Cathay Financial Holding Co (國泰金控) yesterday lowered its forecast for the nation’s GDP growth for a second time this year to 1.7 percent, from the 1.8 percent it predicted in June, due to weaker-than-expected economic performance in the first half of the year.
“The local economy grew slower than our expectations at 1 percent in the first six months, with an annual gain of 0.78 percent, which could be attributed to worse-than-expected private consumption,” said Hsu Chih-chiang (徐之強), an economics professor at National Central University who heads a research team commissioned by Cathay Financial.
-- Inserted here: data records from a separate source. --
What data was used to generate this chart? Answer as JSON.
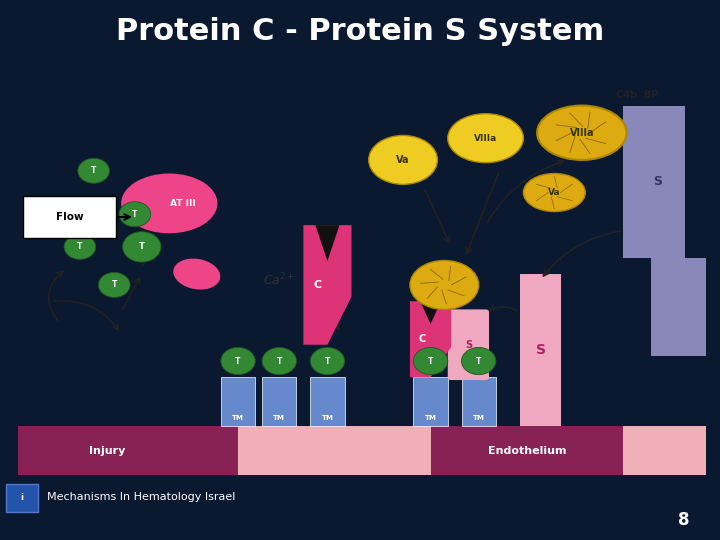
{
  "title": "Protein C - Protein S System",
  "title_bg_color": "#1166FF",
  "title_text_color": "#FFFFFF",
  "title_fontsize": 22,
  "slide_bg_color": "#0A1830",
  "content_bg_color": "#E0EEF0",
  "content_border_color": "#4488BB",
  "footer_text": "Mechanisms In Hematology Israel",
  "footer_text_color": "#FFFFFF",
  "footer_fontsize": 8,
  "page_number": "8",
  "page_number_color": "#FFFFFF",
  "page_number_fontsize": 12,
  "d": {
    "floor_injury_color": "#882255",
    "floor_endo_color": "#882255",
    "floor_mid_color": "#F0B0B8",
    "floor_right_color": "#F0B0B8",
    "tm_color": "#6688CC",
    "t_color": "#449944",
    "t_hex_color": "#338833",
    "protein_c_color": "#DD3377",
    "at_iii_color": "#EE4488",
    "yellow_color": "#EECC22",
    "yellow_cracked": "#DDAA11",
    "s_pink": "#F0A8C0",
    "s_blue": "#9999CC",
    "flow_box_color": "#FFFFFF",
    "flow_text_color": "#000000",
    "arrow_color": "#222222",
    "ca2_color": "#333333",
    "c4b_color": "#333333",
    "black": "#111111"
  }
}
Nevertheless, Cathay Financial’s latest forecast is still more optimistic than the Directorate-General of Budget, Accounting and Statistics’ (DGBAS) prediction of 1.56 percent growth and the central bank’s forecast of a 1.6 percent expansion, as the company is more upbeat about exports and private consumption, Hsu said.
Photo: Allen Wu, Taipei Times
“We do not think exports will be as sluggish as the government has forecast, as local manufactures are smart enough to ship their goods in advance of any ban that might result from US-China trade tensions,” he said.
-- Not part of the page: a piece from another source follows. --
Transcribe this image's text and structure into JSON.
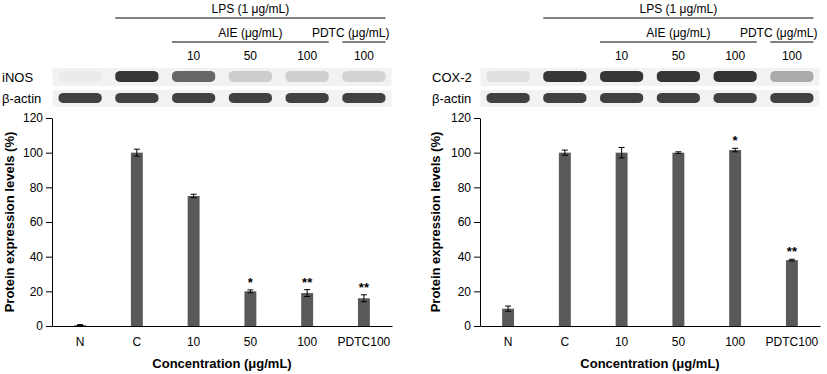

For example, the nation’s exports last month hit a record US$31.17 billion, as some suppliers of Huawei Technologies Co (華為) shipped their products before Washington’s sanctions on the Chinese company took effect on Tuesday last week, he added.
“Exports likely hit US$28 billion this month, which would raise the third quarter’s total exports to US$88 billion, beyond the government’s prediction of US$84 billion,” Hsu said.
In the second half of this year, private consumption is expected to stage a rally strong enough to offset a 3.26 percent decline in the first half, which would result in a 0.72 percent dip for the whole year, milder than the DGBAS’ prediction of 1.44 percent, he said.
Cathay Financial expects the economy to recover next year with annual growth of 2.9 percent, which would be higher than the nation’s average GDP growth of 2.7 percent over the past 10 years, Hsu said.
That is more conservative than the DGBAS’ prediction of 3.92 percent growth, as Cathay Financial thinks that US-China trade tensions and Washington’s new sanctions on Chinese firms are likely to disrupt global supply chains, which local companies could fall prey to, he added.
Taiwanese companies would have to find new customers if their relationship with Chinese companies change, he said, adding that firms might also need to adopt new production models due to changing global supply chains.
“While the government has predicted a V-shaped recovery in the economy, Cathay Financial tends to expect a swoosh-shaped rebound, which means that it would take a long while for the economy to get back to the pre-pandemic situation due to uncertainty,” Hsu said.